И коей мерой меряете. Часть 1. Алька (Критская) - страница 42

– Глянь! – она раскрыла увесистую узорчатую сумку. Там, кося обалдевшим круглым глазом, сидела рябая курица.

– Галь! Дурочка! Зачем тебе она? – Аля уже почти хохотала от этой радостной атмосферы, она совсем забыла про Сашку.

– Так украла!

Новоявленная цыганка была совершенно уверена в своем поступке – на счастье, примета такая.

В этот момент прозвучало что-то вроде гонга, и пока они раззявливали рот, курица, забирая жилистыми желтыми лапами, чудом выбралась из сумки и плюхнулась всем туловищем в мураву. Секунду полежав, вскочила и со всех ног рванула вдоль улицы, кудахтая при этом дурниной.

– Держи!!! Ату ее! За спиной ошалевших девушек раздался свист и хохот.

Аля обернулась. Сзади, в переливчатой золотой рубахе стоял Лачо. Он подошел чуть ближе

– Пошли, солнечная. Что растерялась?

Он притронулся к ее волосам, прижал руку немного сильнее, чем требовалось, провел по голове и чуть тронул сережку.

– Золотая ты. Всё бы за тебя отдал! И душу не пожалел! ЧиргенорИ…

Вдруг грянула музыка, громкая, на весь двор. Отодвинули лавку, перекрывающую ворота, все повалили внутрь.

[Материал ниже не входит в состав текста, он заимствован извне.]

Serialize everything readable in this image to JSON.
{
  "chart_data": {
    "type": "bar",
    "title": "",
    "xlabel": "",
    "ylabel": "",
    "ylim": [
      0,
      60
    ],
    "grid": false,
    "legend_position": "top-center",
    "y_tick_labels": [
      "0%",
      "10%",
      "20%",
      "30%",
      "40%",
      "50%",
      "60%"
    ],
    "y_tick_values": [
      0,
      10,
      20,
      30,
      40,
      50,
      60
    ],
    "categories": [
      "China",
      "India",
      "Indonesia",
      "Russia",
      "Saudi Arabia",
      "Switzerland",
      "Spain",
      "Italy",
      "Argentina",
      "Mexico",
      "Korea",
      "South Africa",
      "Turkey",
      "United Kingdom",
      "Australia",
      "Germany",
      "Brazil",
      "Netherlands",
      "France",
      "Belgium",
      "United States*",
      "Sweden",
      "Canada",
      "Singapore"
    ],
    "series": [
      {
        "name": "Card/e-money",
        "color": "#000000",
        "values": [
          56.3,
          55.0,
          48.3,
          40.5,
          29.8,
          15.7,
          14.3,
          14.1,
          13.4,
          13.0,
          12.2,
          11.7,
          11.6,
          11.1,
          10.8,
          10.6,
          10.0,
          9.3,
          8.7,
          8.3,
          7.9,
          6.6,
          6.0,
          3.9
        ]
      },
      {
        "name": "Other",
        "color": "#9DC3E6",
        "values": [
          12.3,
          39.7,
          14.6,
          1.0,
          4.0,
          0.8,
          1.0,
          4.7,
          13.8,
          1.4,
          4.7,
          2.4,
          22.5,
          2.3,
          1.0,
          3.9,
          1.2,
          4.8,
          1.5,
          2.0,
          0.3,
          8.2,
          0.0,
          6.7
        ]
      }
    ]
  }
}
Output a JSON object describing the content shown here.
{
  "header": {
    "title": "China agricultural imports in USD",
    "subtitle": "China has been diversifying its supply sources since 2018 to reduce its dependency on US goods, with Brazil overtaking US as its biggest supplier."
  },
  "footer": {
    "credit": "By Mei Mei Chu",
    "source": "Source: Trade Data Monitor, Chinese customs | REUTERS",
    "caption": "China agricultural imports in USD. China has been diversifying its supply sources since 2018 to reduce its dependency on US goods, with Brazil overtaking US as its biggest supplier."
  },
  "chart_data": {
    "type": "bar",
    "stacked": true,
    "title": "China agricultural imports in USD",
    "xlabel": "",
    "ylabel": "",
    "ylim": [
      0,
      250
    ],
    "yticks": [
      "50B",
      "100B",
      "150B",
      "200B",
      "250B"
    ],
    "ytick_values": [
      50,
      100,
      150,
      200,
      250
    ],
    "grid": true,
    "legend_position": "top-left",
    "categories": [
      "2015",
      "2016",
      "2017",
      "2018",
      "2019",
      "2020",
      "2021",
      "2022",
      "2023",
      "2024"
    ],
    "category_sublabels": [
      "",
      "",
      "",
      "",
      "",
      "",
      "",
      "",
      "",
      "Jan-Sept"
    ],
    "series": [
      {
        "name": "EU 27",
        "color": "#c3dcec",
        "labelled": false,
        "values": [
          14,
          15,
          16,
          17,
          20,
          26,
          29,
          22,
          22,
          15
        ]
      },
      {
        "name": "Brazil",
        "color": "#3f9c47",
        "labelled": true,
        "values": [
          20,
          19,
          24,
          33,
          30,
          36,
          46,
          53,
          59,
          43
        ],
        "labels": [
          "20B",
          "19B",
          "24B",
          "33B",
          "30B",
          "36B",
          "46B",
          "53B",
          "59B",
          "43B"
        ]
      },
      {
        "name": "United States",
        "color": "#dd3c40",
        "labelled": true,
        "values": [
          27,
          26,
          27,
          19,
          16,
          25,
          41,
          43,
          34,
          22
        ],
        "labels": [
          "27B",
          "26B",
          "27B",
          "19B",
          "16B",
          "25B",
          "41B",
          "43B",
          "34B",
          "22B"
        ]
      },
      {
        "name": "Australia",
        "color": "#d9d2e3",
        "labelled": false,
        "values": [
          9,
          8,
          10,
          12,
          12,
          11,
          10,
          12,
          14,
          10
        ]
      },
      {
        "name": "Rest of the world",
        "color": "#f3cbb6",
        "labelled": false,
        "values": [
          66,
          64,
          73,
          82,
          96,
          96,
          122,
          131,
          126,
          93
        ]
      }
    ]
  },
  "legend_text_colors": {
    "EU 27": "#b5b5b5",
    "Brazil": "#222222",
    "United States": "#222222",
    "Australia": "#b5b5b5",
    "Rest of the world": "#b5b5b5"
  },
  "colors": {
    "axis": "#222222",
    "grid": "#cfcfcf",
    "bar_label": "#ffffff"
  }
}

На дворе, совершенно неузнаваемом, были накрыты красной плотной тканью три шатра. Внутри лежали ковры, стояли низкие столики, совсем узкие, полностью заставленные едой. И только в одном шатре стол был высоким, вокруг него стояли импровизированные лавки, сделанные из табуреток и досок, тоже накрытых коврами. Посреди двора стояла Рада, средняя сноха, вечно беременная, некрасивая цыганка, она держала огромное ведро. Вышел хозяин, сутулый невысокий, мощный седой цыган, Аля видела его всего пару раз, на сходе в селе. Музыку приглушили и он, поклонившись на все стороны, начал говорить неожиданно тонким, резким голосом:

– Проходите гости дорогие, угощайтесь, не стесняйтесь. Всем рады, кушайте на здоровье! Сегодня у нас счастливый день, лучше дня нет на земле! Порадуйтесь с нами, дочь моя взрослой стала.

Он еще быстро говорил что-то по-цыгански, и плакал странно, одним глазом, не вытирая слезы, запутавшейся в седой бороде. Потом резко развернулся и тоненько крикнул: «Жена, начинай!» Шанита, совсем старая уже, скрюченная, но ловкая, быстрая подбежала и распахнула дверь дома.

На пороге, в белоснежном платье и жемчужном венке стояла Рая. Вдоль распущенных черных, как смоль волос, висели длинные золотые подвески, заканчивающиеся маленьким, переливающимся, как росинка камешком. Крошечные серебристые туфельки, кружевные перчатки, почти невидимая газовая вуаль на лице и волосах. Она была настолько хороша, что на секунду стих даже гул, и слышно стало чириканье воробьев на высокой яблоне у ворот. Навстречу Рае, от калитки шел жених. Худому, щуплому даже, малорослому цыгану, можно было дать и тридцать, и пятьдесят лет. Редковатая шевелюра, бархатный черный костюм, на руке золотые, похоже, часы. Аля видела, что он приехал на грузовике, кузов которого целиком был выстлан новыми, и по видимому очень дорогими, шелковыми коврами, вместо лавок там набросали штук десять больших атласных подушек, гладью расшитых маками. Он медленно шел к Рае, горделивой походкой, практически выступал не хуже пингвина, на вытянутой руке, как то брезгливо он нес букет роз. Подошел, встал рядом, взял ее за руку, что-то сказал, скабрезно оскалясь, на ухо, неприятно как- то засмеялся. Рая покраснела и опустила глаза.